| News

Agglomeration of Montréal expenditures affect municipal taxes in Pointe-Claire

In an extraordinary public meeting held last Tuesday at City Hall, the mayor of the City of Pointe-Claire, John Belvedere, and the members of City Council adopted the 2019 budget, which includes not only an increase of expenditures limited to $3.2 million for services offered by the City of Pointe-Claire, but also a very significant increase of $5.8 million for the contributions payable by Pointe-Claire to the City of Montréal for Agglomeration services.

“Once again this year, the contributions payable by the City of Pointe-Claire for the Agglomeration of Montréal will be our main expenditure item. For the first time in our history, we will be forced to give more than half, specifically 51%, of all our residential, commercial, and industrial tax revenues to the City of Montréal,” stated Mayor John Belvedere.

Since the demerger from the City of Montréal in 2006, Pointe-Claire must pay contributions for services offered by the Agglomeration of Montréal, such as the police, the fire department, public transit, water production, air quality, the municipal court, and property assessment. However, the City of Pointe-Claire has no power of influence over the expenditures of the Agglomeration of Montréal, because the City of Montréal alone holds 87.5% of voting rights, as opposed to barely 12.5% for all of the other 15 demerged cities on the island of Montréal, including Pointe-Claire.

In late January 2018, the City of Montréal imposed an unanticipated increase in contribution fees of 6.3%, which is equivalent to $3.7 million and is four times higher than the rate of inflation. This was $3 million more than expected in the fall of 2017, when our 2018 budget was prepared and adopted. Eleven months later, the City of Montréal has imposed a new substantial increase of $2.1 million, which is once again higher than the rate of inflation of 3.3%.
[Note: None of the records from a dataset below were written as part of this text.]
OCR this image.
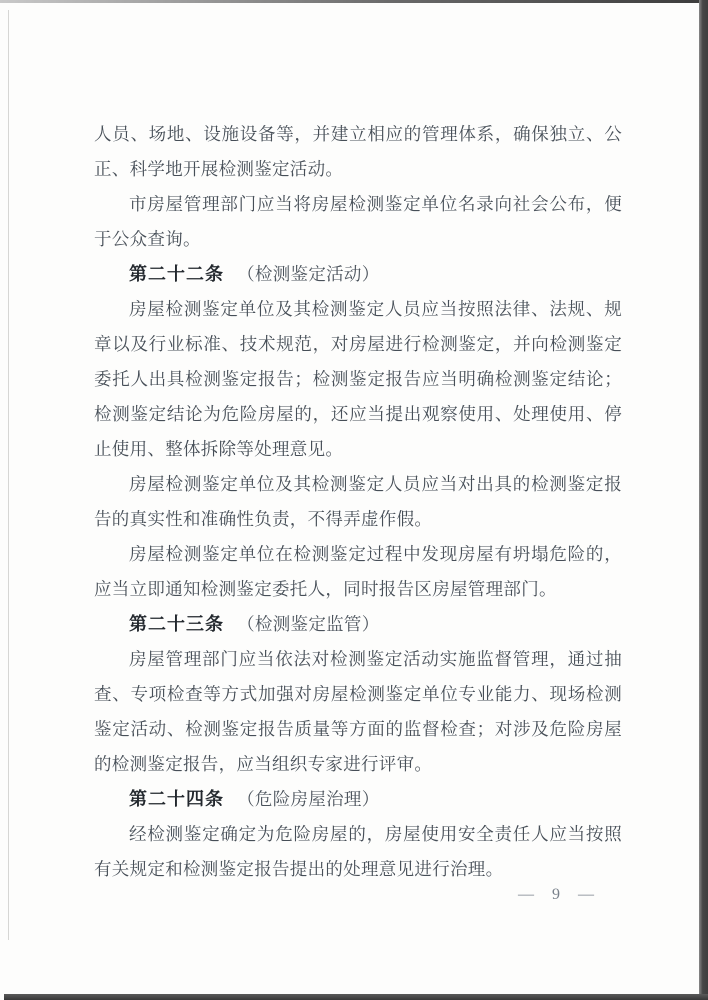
人员、场地、设施设备等，并建立相应的管理体系，确保独立、公正、科学地开展检测鉴定活动。

市房屋管理部门应当将房屋检测鉴定单位名录向社会公布，便于公众查询。

第二十二条 （检测鉴定活动）

房屋检测鉴定单位及其检测鉴定人员应当按照法律、法规、规章以及行业标准、技术规范，对房屋进行检测鉴定，并向检测鉴定委托人出具检测鉴定报告；检测鉴定报告应当明确检测鉴定结论；检测鉴定结论为危险房屋的，还应当提出观察使用、处理使用、停止使用、整体拆除等处理意见。

房屋检测鉴定单位及其检测鉴定人员应当对出具的检测鉴定报告的真实性和准确性负责，不得弄虚作假。

房屋检测鉴定单位在检测鉴定过程中发现房屋有坍塌危险的，应当立即通知检测鉴定委托人，同时报告区房屋管理部门。

第二十三条 （检测鉴定监管）

房屋管理部门应当依法对检测鉴定活动实施监督管理，通过抽查、专项检查等方式加强对房屋检测鉴定单位专业能力、现场检测鉴定活动、检测鉴定报告质量等方面的监督检查；对涉及危险房屋的检测鉴定报告，应当组织专家进行评审。

第二十四条 （危险房屋治理）

经检测鉴定确定为危险房屋的，房屋使用安全责任人应当按照有关规定和检测鉴定报告提出的处理意见进行治理。

— 9 —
“The sum of the increases imposed on Pointe-Claire by the City of Montréal for Agglomeration fees since January 2018 represent an 8.9% increase in our contribution fees, which is equivalent to $5.8 million and is five times higher than the rate of inflation. This is a heavy burden for our taxpayers, and we have very few options to compensate for these increases. This year, they will unfortunately affect our tax bills,” said Mayor Belvedere.

The tax bill increase in 2019 for an average single-family home assessed at $394,110 will be $207, $137 of which will go toward the decisions of the City of Montréal and $70 toward the services offered by Pointe-Claire.

Moreover, in order to keep municipal infrastructures and equipment in good condition and reduce their long-term maintenance costs while taking advantage of various government grant programs, the City of Pointe-Claire will continue to carry out various infrastructure projects to ensure the variety and quality of municipal infrastructures and services. Some of our plans for 2019 include:

  • Repairs on at least six streets or street sections;
  • The development of the new Tony-Proudfoot Park;
  • The redevelopment of sports facilities at Valois and Cedar Parks;
  • A new major cultural project at Stewart Hall;
  • New sustainable development commitments;
  • The continued implementation of our Special Planning Programs;
  • More public consultations to encourage commitment.

“Our efficient administration and our commitment to preserve the quality of life and the variety of the public services we offer to everyone remain our priorities. Our city has a bright future, and we will continue to work hard to keep Pointe-Claire an exceptional place to live,” said Mayor Belvedere in conclusion.